Neurology & Pain Management Coding Alert

Reader Questions:

Review Signs-and-Symptoms Rules of the Road

Question: During an initial consult with a new patient, our neurologist suspected a diagnosis of carpal tunnel syndrome (354.0). Should I use this diagnosis to justify medical necessity for future procedures?

Tennessee Subscriber
 
Answer: No. Until testing confirms the carpal tunnel diagnosis, you should rely on signs and symptoms to justify any services the physician provides. Typical signs and symptoms indicative of carpal tunnel syndrome include 719.44 (Pain in joint, hand), 726.4 (Enthesopathy of wrist and carpus), 782.0 (Disturbance of skin sensation) and 782.3 (Edema).
  
For example, the neurologist conducts electrodiagnostic testing (such as nerve conduction studies, 95900, Nerve conduction, amplitude and latency/velocity study, each nerve; motor, without F-wave study; and/or electromyography, 95860, Needle electromyography; one extremity with or without related paraspinal areas) and confirms a diagnosis of carpal tunnel syndrome.
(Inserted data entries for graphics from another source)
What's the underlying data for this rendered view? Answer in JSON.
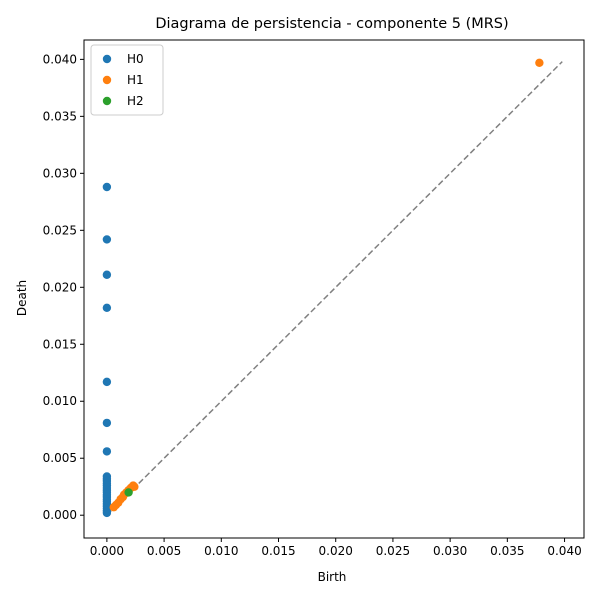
{
  "chart_data": {
    "type": "scatter",
    "title": "Diagrama de persistencia - componente 5 (MRS)",
    "xlabel": "Birth",
    "ylabel": "Death",
    "xlim": [
      -0.002,
      0.0417
    ],
    "ylim": [
      -0.002,
      0.0417
    ],
    "xticks": [
      0.0,
      0.005,
      0.01,
      0.015,
      0.02,
      0.025,
      0.03,
      0.035,
      0.04
    ],
    "yticks": [
      0.0,
      0.005,
      0.01,
      0.015,
      0.02,
      0.025,
      0.03,
      0.035,
      0.04
    ],
    "tick_labels": [
      "0.000",
      "0.005",
      "0.010",
      "0.015",
      "0.020",
      "0.025",
      "0.030",
      "0.035",
      "0.040"
    ],
    "grid": false,
    "legend_position": "top-left",
    "diagonal": {
      "from": 0.0,
      "to": 0.0398,
      "color": "#808080",
      "style": "dashed"
    },
    "series": [
      {
        "name": "H0",
        "color": "#1f77b4",
        "points": [
          [
            0.0,
            0.0288
          ],
          [
            0.0,
            0.0242
          ],
          [
            0.0,
            0.0211
          ],
          [
            0.0,
            0.0182
          ],
          [
            0.0,
            0.0117
          ],
          [
            0.0,
            0.0081
          ],
          [
            0.0,
            0.0056
          ],
          [
            0.0,
            0.0034
          ],
          [
            0.0,
            0.0032
          ],
          [
            0.0,
            0.003
          ],
          [
            0.0,
            0.0028
          ],
          [
            0.0,
            0.0026
          ],
          [
            0.0,
            0.0024
          ],
          [
            0.0,
            0.0022
          ],
          [
            0.0,
            0.002
          ],
          [
            0.0,
            0.0018
          ],
          [
            0.0,
            0.0016
          ],
          [
            0.0,
            0.0014
          ],
          [
            0.0,
            0.0012
          ],
          [
            0.0,
            0.001
          ],
          [
            0.0,
            0.0008
          ],
          [
            0.0,
            0.0006
          ],
          [
            0.0,
            0.0004
          ],
          [
            0.0,
            0.0002
          ]
        ]
      },
      {
        "name": "H1",
        "color": "#ff7f0e",
        "points": [
          [
            0.0378,
            0.0397
          ],
          [
            0.0006,
            0.0007
          ],
          [
            0.0008,
            0.0009
          ],
          [
            0.001,
            0.0011
          ],
          [
            0.0012,
            0.0014
          ],
          [
            0.0014,
            0.0016
          ],
          [
            0.0015,
            0.0018
          ],
          [
            0.0017,
            0.002
          ],
          [
            0.0019,
            0.0022
          ],
          [
            0.0021,
            0.0024
          ],
          [
            0.0023,
            0.0026
          ],
          [
            0.0024,
            0.0025
          ]
        ]
      },
      {
        "name": "H2",
        "color": "#2ca02c",
        "points": [
          [
            0.0019,
            0.002
          ]
        ]
      }
    ]
  }
}
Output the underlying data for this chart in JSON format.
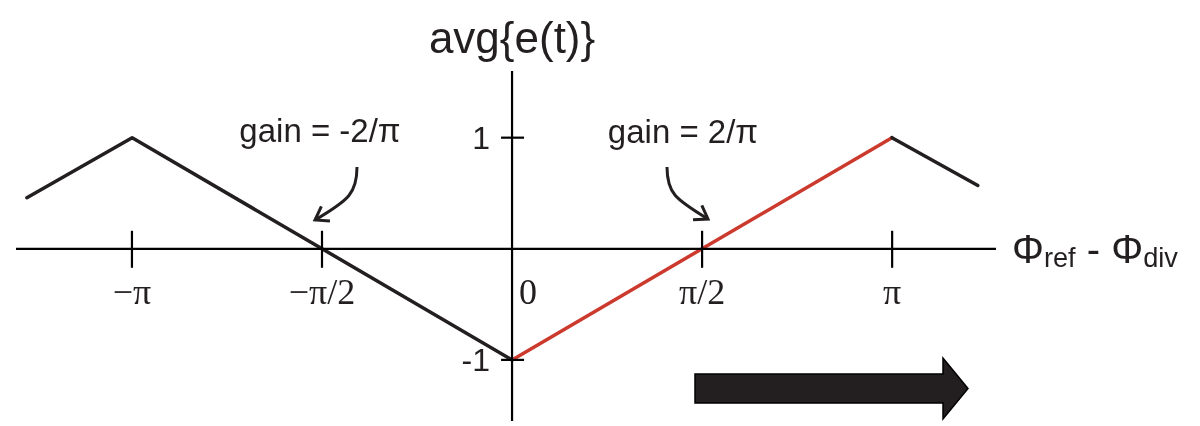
{
  "chart_data": {
    "type": "line",
    "xlabel": "Φ$_{ref}$ - Φ$_{div}$",
    "ylabel": "avg{e(t)}",
    "series": [
      {
        "color": "#231f20",
        "x": [
          -4.01,
          -3.14,
          0
        ],
        "values": [
          0.46,
          1,
          -1
        ]
      },
      {
        "color": "#cc3a2e",
        "x": [
          0,
          3.14
        ],
        "values": [
          -1,
          1
        ]
      },
      {
        "color": "#231f20",
        "x": [
          3.14,
          3.85
        ],
        "values": [
          1,
          0.57
        ]
      }
    ],
    "xlim": [
      -4.1,
      4.0
    ],
    "ylim": [
      -1.55,
      1.6
    ],
    "xticks": [
      {
        "value": -3.1416,
        "label": "−π"
      },
      {
        "value": -1.5708,
        "label": "−π/2"
      },
      0,
      {
        "value": 1.5708,
        "label": "π/2"
      },
      {
        "value": 3.1416,
        "label": "π"
      }
    ],
    "yticks": [
      -1,
      1
    ],
    "annotations": [
      "gain = -2/π",
      "gain = 2/π"
    ]
  }
}
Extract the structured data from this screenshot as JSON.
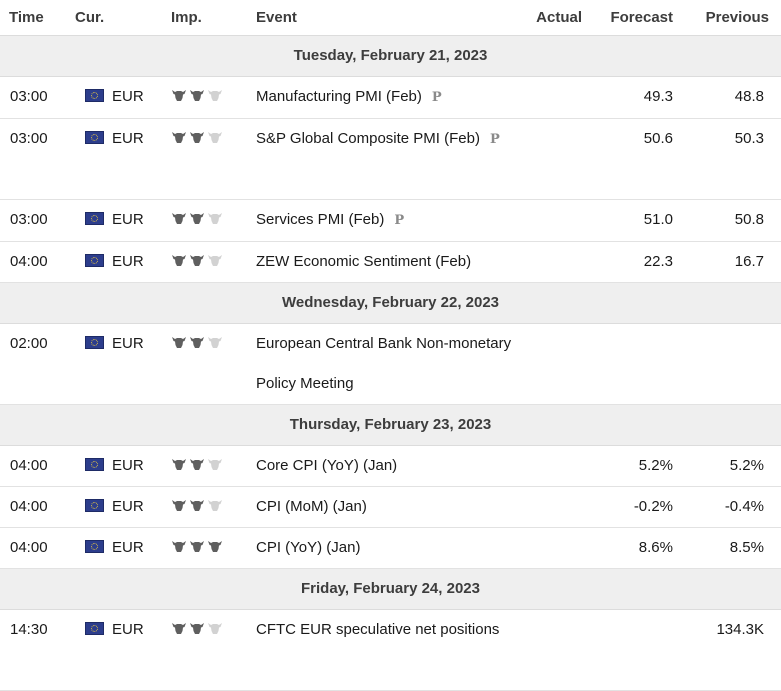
{
  "columns": {
    "time": "Time",
    "currency": "Cur.",
    "importance": "Imp.",
    "event": "Event",
    "actual": "Actual",
    "forecast": "Forecast",
    "previous": "Previous"
  },
  "icons": {
    "flag": "eu-flag-icon",
    "importance": "bull-icon",
    "preliminary": "preliminary-release-icon"
  },
  "preliminary_mark": "P",
  "days": [
    {
      "date": "Tuesday, February 21, 2023",
      "events": [
        {
          "time": "03:00",
          "currency": "EUR",
          "importance": 2,
          "title": "Manufacturing PMI (Feb)",
          "preliminary": true,
          "actual": "",
          "forecast": "49.3",
          "previous": "48.8"
        },
        {
          "time": "03:00",
          "currency": "EUR",
          "importance": 2,
          "title": "S&P Global Composite PMI (Feb)",
          "preliminary": true,
          "actual": "",
          "forecast": "50.6",
          "previous": "50.3",
          "tall": true
        },
        {
          "time": "03:00",
          "currency": "EUR",
          "importance": 2,
          "title": "Services PMI (Feb)",
          "preliminary": true,
          "actual": "",
          "forecast": "51.0",
          "previous": "50.8"
        },
        {
          "time": "04:00",
          "currency": "EUR",
          "importance": 2,
          "title": "ZEW Economic Sentiment (Feb)",
          "preliminary": false,
          "actual": "",
          "forecast": "22.3",
          "previous": "16.7"
        }
      ]
    },
    {
      "date": "Wednesday, February 22, 2023",
      "events": [
        {
          "time": "02:00",
          "currency": "EUR",
          "importance": 2,
          "title": "European Central Bank Non-monetary Policy Meeting",
          "preliminary": false,
          "actual": "",
          "forecast": "",
          "previous": "",
          "tall": true
        }
      ]
    },
    {
      "date": "Thursday, February 23, 2023",
      "events": [
        {
          "time": "04:00",
          "currency": "EUR",
          "importance": 2,
          "title": "Core CPI (YoY) (Jan)",
          "preliminary": false,
          "actual": "",
          "forecast": "5.2%",
          "previous": "5.2%"
        },
        {
          "time": "04:00",
          "currency": "EUR",
          "importance": 2,
          "title": "CPI (MoM) (Jan)",
          "preliminary": false,
          "actual": "",
          "forecast": "-0.2%",
          "previous": "-0.4%"
        },
        {
          "time": "04:00",
          "currency": "EUR",
          "importance": 3,
          "title": "CPI (YoY) (Jan)",
          "preliminary": false,
          "actual": "",
          "forecast": "8.6%",
          "previous": "8.5%"
        }
      ]
    },
    {
      "date": "Friday, February 24, 2023",
      "events": [
        {
          "time": "14:30",
          "currency": "EUR",
          "importance": 2,
          "title": "CFTC EUR speculative net positions",
          "preliminary": false,
          "actual": "",
          "forecast": "",
          "previous": "134.3K",
          "tall": true
        }
      ]
    }
  ]
}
In this case, you should report 354.0 as the primary diagnosis and list the signs and symptoms as secondary diagnoses.
 
But if the neurologist conducts the appropriate testing but the results are inconclusive or negative for carpal tunnel syndrome, you should rely on the signs and symptoms only to establish medical necessity for the tests the neurologist conducts, as well as any E/M service he provides.
 
Remember: ICD-9 coding guidelines state that you should not report -rule-out- diagnoses in the outpatient setting. This approach avoids labeling the patient with an unconfirmed diagnosis while still allowing for reimbursement for the physician even if testing cannot establish a definitive diagnosis.
 
In other words, you shouldn't claim a diagnosis of 354.0 in the hopes of receiving payment if the neurologist has not or cannot definitively establish a carpal tunnel syndrome diagnosis. Rather, the neurologist's documentation should be strong enough to support the claim with the signs-and-symptoms diagnoses alone, regardless of the outcome of diagnostic testing.